The metro residents that should really be fretting are those in the Washington, D.C. area—they’re number one in yearly delay per commuter, 16 hours more than Chicago; number one in excess fuel (eight gallons); number one in congestion cost (about $250 more per commuter). Of course, D.C. is growing and its economy is thriving; it can be difficult to separate bad infrastructure trends from good economic trends, and vice versa, at least from numbers like these alone. D.C. is fifth in total travel delay and excess fuel consumed overall, despite being the seventh-largest metro.
But there’s some good news if you dig deeper into the report. Take this table of “solutions to congestion problems":
Again, these are raw numbers, but Chicago fares pretty well in the CTA/Metra impact on commuting. You can really see the impact of public transportation on dense, older eastern cities compared to sprawling western and southern cities with less robust public transportation networks: Boston (10th largest) ranks higher than L.A. (3rd largest) in delay and cost savings. Philadelphia and D.C. (six and seven) rank ahead of Houston and Dallas (four and five). New York-Newark, of course, far exceeds everyone—it’s the largest metro in the country, with the best public transportation system, and that scales.
The Chicago commuters who should be especially concerned are those whose job is commuting: truckers.
Chicago has a lot of truck traffic, because it’s such a major transportation hub (PDF):
Most of the Chicago containers are shuttling between western and eastern railroads, or are destined for the Midwest market area. Truck VMT on urban highways in Illinois is in the 13 to 15 percent range (7), which is much higher than the national average. The principal highways serving Chicago’s container traffic carry nearly 30,000 trucks per day. In comparison I-710 in California, serving the ports of Los Angeles and Long Beach, carries about 39,000 trucks per day (7).
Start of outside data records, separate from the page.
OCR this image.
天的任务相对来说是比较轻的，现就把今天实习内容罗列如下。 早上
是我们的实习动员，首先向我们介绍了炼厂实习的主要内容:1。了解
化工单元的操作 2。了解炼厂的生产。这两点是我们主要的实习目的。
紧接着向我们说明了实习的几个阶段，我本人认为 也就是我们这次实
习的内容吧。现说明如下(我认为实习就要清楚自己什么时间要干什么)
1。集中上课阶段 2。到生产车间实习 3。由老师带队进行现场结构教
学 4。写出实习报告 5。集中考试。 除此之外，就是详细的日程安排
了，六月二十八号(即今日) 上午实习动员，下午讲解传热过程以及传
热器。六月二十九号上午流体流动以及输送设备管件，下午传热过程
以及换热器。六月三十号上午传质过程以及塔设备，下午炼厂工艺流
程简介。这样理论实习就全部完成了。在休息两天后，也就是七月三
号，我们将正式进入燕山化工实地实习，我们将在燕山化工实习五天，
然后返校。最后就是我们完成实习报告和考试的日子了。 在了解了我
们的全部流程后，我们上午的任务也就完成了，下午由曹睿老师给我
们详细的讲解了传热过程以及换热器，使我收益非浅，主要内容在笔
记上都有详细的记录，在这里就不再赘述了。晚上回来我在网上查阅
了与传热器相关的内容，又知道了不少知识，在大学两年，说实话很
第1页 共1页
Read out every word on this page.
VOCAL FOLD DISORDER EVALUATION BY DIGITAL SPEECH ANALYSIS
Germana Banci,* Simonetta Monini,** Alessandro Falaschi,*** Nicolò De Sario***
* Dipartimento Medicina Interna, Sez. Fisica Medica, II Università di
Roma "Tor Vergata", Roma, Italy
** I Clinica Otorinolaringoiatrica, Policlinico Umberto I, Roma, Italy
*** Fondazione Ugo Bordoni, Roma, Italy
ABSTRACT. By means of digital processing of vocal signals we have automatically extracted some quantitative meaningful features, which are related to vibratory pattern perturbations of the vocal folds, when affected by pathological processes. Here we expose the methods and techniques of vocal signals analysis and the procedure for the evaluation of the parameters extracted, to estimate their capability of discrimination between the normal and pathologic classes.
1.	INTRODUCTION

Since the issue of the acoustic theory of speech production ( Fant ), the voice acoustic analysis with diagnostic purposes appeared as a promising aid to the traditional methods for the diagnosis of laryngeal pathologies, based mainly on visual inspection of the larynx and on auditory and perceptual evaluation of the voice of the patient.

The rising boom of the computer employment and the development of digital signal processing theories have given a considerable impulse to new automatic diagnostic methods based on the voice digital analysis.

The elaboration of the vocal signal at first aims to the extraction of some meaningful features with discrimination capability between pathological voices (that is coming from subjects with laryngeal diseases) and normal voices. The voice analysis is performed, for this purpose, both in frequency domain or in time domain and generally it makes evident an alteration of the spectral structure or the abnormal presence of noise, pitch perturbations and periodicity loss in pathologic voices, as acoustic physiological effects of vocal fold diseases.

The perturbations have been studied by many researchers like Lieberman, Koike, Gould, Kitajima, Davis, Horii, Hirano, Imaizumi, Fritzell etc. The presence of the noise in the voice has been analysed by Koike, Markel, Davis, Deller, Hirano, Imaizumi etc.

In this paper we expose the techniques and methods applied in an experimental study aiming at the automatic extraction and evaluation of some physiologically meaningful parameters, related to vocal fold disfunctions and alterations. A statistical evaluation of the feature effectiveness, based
These traffic levels highlight the influence of major port and logistics centers in generating truck VMT.
We’ve got the most truckers in the country. And the number one truck bottleneck in the country, as of 2011, and two of the top six—the 290/90/94 junction and the 90/94 junction, respectively (in 2009, they were the top two in the country).
Back from its earliest days, Chicago was built on its status as a shipping hub: ”About half of all intermodal traffic in the U.S. moves through greater Chicago, making the region the largest intermodal container handler in the western hemisphere in 2010." Which is why so much attention has been devoted to rail recently, and Chicago’s horrible rail bottleneck (which encourages more truck traffic, which leads to more congestion); we’ve got a plan, but the plan won’t work without the train.